I'd like to simplify a meshed surface in flat triangles, with the least triangle variations possible listed in a custom set.

Firstly, I thinked about equilateral ones : tried the MeshMachine & Kangaroo springs (surfaces too relaxed), temembered theĀ Lobel Frame, gave a go with Marching Cubes algorithm (too sharp output) ...

These solutions are great when fidelity to the surface is the top priority, mine is the strict use of a limited set of triangles. I read some posts but couldn't find anything really suitable.

Does anybody have another idea ? I might not have fed Google with the good terms. I feel I'll end up Csharping it x)

Thanks in advance for any support, i'll be glad to receive it.

Have a nice day !

  • up

    Daniel Piker

    Hi Mac,

    One simple way to approach this is to group the edges by length, and shrink/expand each edge towards the average of its group. Clearly a fixed number of edge lengths leads to a fixed number of triangles.

    Here's a mesh before this clustering:

    and after:

    In general this won't lead to a very smooth mesh, but you can get strict edge lengths.

    I attached the definition for this below. There is a slider for how strongly vertices try and keep near their original locations - by adjusting this you can vary the priority of exact edge lengths vs closeness to the original shape.
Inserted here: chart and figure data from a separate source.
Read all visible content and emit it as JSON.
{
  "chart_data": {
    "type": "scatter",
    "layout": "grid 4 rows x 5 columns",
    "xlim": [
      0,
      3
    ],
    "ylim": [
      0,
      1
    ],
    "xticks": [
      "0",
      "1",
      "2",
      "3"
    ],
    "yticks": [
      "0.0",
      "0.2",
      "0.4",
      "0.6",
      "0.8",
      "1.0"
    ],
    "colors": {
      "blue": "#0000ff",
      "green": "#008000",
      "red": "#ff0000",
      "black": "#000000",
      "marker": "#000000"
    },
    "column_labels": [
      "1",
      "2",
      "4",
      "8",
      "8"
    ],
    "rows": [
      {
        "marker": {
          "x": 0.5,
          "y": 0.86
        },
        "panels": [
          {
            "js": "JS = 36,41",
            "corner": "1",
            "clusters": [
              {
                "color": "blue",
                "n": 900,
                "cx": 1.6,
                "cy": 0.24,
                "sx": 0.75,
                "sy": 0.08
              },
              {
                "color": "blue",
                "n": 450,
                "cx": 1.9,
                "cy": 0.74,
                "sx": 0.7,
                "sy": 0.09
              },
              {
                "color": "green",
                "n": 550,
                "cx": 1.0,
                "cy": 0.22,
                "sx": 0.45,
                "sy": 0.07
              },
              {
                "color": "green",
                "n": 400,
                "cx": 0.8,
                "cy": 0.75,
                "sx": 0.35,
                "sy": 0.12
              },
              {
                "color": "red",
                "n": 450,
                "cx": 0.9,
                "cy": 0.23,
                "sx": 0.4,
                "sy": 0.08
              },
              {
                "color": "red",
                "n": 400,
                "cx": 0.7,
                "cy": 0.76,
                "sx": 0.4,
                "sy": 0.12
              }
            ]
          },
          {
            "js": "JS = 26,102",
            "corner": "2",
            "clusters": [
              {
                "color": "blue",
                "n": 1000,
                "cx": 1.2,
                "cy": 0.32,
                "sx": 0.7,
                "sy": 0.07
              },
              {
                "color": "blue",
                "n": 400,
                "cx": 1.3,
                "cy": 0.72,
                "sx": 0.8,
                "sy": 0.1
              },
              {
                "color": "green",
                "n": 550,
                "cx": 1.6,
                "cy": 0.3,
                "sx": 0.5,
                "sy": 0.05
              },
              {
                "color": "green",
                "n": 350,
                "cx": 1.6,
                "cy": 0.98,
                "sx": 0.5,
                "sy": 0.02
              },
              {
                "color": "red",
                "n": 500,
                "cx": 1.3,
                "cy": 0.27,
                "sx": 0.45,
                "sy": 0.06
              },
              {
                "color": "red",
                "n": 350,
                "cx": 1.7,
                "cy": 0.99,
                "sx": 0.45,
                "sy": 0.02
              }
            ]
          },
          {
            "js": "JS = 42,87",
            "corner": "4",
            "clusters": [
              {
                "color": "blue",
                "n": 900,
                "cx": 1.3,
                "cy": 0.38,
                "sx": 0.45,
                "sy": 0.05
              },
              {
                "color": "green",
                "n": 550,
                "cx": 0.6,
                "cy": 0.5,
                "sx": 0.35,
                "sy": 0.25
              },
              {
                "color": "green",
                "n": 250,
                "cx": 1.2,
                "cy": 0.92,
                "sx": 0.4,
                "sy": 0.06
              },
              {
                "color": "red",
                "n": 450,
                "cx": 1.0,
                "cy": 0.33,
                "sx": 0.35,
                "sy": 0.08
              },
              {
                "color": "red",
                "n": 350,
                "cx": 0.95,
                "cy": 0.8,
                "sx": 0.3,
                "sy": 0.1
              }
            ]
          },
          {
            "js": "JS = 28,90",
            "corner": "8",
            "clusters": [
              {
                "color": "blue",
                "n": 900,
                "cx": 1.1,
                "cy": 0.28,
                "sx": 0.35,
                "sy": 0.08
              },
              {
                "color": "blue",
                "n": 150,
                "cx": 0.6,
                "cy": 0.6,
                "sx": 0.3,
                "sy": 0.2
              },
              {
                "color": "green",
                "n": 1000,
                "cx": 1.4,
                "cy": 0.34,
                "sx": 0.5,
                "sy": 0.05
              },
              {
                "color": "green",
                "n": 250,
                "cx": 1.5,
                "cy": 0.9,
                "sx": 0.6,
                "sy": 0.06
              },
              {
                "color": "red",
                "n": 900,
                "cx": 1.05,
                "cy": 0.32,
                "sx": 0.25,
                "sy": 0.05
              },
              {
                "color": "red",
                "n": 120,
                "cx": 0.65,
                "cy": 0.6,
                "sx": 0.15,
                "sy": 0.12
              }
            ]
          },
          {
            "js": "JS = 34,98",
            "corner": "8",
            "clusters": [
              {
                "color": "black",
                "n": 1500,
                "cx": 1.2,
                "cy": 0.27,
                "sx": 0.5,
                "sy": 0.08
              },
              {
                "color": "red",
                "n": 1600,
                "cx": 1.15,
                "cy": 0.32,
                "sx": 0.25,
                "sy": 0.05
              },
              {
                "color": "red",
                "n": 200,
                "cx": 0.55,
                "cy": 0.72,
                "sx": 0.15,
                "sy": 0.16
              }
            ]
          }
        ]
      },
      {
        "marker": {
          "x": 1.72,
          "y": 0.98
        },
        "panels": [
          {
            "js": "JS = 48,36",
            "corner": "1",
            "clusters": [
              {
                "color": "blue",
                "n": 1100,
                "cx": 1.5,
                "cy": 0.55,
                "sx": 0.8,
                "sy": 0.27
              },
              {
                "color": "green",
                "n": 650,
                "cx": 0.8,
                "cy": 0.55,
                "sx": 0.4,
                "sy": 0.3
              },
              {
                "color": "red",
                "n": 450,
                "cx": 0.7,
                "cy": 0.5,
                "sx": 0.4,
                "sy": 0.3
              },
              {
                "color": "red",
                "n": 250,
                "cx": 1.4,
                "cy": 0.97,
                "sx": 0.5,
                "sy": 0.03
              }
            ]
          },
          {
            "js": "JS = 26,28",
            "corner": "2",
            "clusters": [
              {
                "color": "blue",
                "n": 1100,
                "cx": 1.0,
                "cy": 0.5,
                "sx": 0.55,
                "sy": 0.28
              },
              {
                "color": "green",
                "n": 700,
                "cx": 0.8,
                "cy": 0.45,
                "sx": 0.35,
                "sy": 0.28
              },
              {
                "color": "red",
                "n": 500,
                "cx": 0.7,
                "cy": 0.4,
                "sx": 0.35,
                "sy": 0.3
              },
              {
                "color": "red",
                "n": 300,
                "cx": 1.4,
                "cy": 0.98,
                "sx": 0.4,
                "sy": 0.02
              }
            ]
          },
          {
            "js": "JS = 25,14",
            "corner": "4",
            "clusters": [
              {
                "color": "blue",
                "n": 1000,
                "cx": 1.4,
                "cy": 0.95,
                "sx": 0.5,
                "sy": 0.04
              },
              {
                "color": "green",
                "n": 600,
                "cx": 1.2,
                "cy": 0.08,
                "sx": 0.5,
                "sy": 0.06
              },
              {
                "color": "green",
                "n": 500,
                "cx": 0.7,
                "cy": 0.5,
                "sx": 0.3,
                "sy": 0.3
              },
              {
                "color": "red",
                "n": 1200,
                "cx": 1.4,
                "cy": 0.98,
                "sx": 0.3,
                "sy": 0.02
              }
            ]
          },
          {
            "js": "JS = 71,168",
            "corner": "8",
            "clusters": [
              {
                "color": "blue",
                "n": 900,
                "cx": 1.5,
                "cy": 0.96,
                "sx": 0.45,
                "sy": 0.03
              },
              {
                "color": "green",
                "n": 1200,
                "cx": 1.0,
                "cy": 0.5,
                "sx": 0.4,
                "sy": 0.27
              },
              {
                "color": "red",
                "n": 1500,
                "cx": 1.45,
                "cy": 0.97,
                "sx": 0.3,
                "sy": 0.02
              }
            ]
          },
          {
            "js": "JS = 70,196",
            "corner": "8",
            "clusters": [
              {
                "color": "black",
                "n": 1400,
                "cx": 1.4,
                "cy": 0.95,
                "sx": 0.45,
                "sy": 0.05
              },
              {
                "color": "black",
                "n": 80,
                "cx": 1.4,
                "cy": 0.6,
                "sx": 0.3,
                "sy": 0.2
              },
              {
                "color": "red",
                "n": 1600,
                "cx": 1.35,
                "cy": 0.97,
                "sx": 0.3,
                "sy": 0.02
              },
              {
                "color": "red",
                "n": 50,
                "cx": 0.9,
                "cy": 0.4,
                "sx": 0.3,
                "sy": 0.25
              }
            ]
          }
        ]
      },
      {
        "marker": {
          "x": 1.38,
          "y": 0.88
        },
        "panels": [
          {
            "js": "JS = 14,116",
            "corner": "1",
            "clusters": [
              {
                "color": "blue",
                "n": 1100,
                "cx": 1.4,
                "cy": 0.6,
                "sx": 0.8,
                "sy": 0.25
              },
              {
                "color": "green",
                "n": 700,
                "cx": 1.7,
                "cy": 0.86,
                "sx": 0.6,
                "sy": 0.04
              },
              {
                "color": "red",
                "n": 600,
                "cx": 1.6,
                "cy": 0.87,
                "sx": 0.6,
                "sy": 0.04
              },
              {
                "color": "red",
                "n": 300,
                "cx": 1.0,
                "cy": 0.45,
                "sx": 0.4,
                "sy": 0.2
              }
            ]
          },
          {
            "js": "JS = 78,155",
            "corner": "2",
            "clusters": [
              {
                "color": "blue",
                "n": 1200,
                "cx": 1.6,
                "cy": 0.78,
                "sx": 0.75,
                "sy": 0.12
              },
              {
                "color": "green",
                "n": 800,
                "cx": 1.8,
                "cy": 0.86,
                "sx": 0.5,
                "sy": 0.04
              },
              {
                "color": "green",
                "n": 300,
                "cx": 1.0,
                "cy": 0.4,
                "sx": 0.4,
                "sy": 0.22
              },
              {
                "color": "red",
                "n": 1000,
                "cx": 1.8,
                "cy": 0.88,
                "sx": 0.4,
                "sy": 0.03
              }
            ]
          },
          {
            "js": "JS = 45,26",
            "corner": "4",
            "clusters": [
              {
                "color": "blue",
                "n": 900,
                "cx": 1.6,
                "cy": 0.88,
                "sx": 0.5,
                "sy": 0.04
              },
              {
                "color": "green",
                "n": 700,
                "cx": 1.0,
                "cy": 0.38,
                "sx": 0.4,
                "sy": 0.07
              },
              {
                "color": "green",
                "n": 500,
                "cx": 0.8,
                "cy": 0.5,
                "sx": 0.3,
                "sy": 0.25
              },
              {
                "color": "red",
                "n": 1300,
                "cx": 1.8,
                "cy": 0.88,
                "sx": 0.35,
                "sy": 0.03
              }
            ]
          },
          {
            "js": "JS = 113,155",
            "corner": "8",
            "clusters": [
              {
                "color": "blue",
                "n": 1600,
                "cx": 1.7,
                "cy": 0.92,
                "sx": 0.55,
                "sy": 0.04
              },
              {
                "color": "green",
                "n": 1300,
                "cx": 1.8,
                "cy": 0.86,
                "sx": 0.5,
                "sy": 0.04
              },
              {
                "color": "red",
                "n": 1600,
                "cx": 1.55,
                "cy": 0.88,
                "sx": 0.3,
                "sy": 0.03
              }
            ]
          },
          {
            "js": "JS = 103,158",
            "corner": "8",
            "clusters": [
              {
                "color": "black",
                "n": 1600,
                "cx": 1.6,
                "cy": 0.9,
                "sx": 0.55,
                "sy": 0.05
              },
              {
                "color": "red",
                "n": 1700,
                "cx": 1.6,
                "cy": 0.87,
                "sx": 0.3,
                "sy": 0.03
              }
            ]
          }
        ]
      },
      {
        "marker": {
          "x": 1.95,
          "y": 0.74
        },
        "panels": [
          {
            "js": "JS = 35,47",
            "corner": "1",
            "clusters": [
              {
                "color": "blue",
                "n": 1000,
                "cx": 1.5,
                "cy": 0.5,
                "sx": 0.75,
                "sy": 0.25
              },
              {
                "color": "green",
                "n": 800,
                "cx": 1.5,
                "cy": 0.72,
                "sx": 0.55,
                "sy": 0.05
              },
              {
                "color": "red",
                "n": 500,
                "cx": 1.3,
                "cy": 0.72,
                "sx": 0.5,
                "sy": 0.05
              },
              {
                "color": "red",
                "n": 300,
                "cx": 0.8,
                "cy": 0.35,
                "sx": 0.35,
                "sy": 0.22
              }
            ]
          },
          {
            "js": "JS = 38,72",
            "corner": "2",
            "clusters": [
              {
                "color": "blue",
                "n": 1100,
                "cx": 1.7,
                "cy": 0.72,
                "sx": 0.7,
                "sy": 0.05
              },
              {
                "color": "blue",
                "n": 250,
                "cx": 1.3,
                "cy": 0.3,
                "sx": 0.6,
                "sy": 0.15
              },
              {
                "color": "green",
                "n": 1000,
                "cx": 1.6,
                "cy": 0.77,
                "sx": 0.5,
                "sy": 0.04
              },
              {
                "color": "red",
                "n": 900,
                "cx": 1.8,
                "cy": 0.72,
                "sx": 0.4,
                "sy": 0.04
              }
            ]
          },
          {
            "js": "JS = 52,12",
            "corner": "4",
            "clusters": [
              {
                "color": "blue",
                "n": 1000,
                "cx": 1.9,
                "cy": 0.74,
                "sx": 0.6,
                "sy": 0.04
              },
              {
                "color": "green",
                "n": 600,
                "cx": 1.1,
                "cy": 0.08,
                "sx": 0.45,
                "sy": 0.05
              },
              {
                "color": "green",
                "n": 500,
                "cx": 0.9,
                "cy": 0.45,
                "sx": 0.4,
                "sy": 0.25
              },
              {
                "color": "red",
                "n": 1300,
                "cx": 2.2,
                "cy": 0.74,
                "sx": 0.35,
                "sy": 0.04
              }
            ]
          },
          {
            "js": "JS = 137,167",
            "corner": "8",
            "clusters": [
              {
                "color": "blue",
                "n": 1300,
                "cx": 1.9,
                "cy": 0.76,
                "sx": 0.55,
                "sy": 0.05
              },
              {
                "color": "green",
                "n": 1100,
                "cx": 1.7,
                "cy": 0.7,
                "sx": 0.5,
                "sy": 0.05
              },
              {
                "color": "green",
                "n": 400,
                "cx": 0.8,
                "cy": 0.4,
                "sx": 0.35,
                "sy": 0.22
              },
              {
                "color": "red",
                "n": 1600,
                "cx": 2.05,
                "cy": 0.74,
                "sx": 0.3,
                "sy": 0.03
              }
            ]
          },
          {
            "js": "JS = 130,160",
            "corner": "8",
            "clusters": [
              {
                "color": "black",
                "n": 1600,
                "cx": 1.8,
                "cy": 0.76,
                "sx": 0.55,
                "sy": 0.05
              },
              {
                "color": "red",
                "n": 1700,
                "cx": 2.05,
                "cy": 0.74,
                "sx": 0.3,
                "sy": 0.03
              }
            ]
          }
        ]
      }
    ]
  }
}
    This is just a start though - there's lots more work that could be done along this direction.

    For instance, instead of fixing the target lengths once at the start, the groupings could be adjusted iteratively using something like K-Means clustering.

    Slightly more involved would be to make a custom goal which adjusts whole triangles instead of edges.

    It is sometimes helpful to think of triangle shapes as points in a three dimensional space, where the coordinates correspond to edge lengths. However, you need to also account for the fact that a 3,4,5 triangle is the same as a 4,5,3 triangle, and so on.